A fé do Romualdo

Valdemar Figueredo
Instituto Mosaico
Published in
3 min readAug 11, 2017

Na fila da cesta básica, muita gente pede comida pela primeira vez na vida

Fotografia: Estefan Radovicz / Agência O Dia

Às 4h da matina, começa a se formar uma fila na Travessa do Paço, bem no Centro do Rio. O pessoal que praticamente acampa ali não está em busca de emprego. Todos têm seu cargo, obtido à custa de concurso público. Também não estão interessados em programas oficiais de distribuição de renda, já que têm seus rendimentos — ou deveriam tê-los. Aqueles homens e mulheres, em sua maioria acima da meia-idade, são servidores, aposentados e pensionistas do Estado do Rio de Janeiro. Eles enfrentam cinco ou seis horas de pé ou sentados na calçada para receber as cestas básicas distribuídas pelo Movimento Unificado dos Servidores Públicos do Estado (Muspe), que capitaneia uma arrecadação permanente de gêneros alimentícios para os sem-salário.

Na fila, ouvem-se relatos de dificuldades e dramas pessoais.
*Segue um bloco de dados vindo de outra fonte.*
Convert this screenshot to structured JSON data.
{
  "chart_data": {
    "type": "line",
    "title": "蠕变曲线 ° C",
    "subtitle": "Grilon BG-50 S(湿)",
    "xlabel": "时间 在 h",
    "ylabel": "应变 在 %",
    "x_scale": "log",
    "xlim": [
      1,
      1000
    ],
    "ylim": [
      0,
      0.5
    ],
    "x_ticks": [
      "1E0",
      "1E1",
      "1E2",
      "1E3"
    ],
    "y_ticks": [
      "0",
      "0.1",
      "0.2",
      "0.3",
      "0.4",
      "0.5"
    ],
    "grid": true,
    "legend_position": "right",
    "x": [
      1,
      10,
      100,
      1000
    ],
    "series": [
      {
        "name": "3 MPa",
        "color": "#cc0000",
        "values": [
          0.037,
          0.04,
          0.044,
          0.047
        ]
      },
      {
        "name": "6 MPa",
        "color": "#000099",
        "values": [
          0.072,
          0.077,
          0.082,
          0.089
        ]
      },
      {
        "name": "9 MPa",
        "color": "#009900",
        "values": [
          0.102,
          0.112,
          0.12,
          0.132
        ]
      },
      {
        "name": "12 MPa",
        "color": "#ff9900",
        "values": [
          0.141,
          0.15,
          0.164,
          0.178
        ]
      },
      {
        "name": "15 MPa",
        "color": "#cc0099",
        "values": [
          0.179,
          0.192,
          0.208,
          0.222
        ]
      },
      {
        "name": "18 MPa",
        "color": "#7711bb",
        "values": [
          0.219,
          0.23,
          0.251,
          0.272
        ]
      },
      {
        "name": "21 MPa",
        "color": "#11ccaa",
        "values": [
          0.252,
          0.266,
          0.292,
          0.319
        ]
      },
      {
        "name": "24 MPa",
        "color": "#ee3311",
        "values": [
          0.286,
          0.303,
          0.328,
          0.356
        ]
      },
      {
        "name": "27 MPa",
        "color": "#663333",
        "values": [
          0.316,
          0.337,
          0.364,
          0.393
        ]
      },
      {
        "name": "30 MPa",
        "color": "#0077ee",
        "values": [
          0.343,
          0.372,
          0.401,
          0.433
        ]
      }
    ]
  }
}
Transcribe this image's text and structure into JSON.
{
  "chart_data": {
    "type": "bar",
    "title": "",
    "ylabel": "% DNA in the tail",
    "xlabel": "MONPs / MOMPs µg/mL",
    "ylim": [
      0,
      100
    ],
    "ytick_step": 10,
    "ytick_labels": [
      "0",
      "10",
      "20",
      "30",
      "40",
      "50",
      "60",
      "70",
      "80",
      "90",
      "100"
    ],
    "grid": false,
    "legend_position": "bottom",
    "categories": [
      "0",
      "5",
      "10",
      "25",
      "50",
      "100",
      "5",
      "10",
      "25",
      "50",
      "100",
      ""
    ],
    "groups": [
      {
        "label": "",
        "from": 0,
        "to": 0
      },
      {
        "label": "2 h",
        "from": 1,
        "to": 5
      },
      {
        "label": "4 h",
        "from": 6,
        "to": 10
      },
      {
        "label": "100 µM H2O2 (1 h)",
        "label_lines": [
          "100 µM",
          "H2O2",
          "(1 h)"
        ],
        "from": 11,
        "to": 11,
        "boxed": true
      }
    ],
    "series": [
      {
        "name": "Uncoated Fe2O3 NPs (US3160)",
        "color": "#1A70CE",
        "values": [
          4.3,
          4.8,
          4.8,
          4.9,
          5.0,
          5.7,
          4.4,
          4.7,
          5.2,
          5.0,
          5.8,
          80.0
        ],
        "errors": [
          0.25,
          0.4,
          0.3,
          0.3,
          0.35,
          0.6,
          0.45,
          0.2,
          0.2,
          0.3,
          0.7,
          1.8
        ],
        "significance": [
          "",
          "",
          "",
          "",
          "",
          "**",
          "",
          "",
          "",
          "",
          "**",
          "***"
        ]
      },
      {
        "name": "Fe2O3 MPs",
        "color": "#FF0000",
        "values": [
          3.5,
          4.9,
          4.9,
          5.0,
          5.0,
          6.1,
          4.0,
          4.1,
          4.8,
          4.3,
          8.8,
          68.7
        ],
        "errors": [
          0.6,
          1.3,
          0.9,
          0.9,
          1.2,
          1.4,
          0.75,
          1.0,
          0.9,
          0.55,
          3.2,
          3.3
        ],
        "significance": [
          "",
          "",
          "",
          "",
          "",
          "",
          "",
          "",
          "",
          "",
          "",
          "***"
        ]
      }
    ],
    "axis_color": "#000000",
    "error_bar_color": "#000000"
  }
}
A maioria dos servidores que acorre mensalmente ao Muspe não recebe seus vencimentos ou proventos desde maio. Do 13º do ano passado, nem sinal — e já ninguém mais se atreve a fazer planos para o abono de Natal deste ano, cuja primeira parcela deveria sair agora, em agosto. O que recebem são pequenas parcelas de 500 ou 700 reais, em intervalos de até vinte dias, porque a instituição à qual são vinculados há décadas alega não ter recursos para remunerá-los conforme determina a lei. É que o Estado do Rio vem sendo saqueado e mal administrado há sucessivos governos e o mandatário atual (aquele do spa em Penedo) alega que o caixa secou. Um dos saqueadores já é criminoso condenado e está preso. Na fila diária das cestas básicas, alguém diz “bem feito” porque Cabral está sofrendo na cadeia pública de Benfica. É o furor impotente de quem teve roubada a própria dignidade.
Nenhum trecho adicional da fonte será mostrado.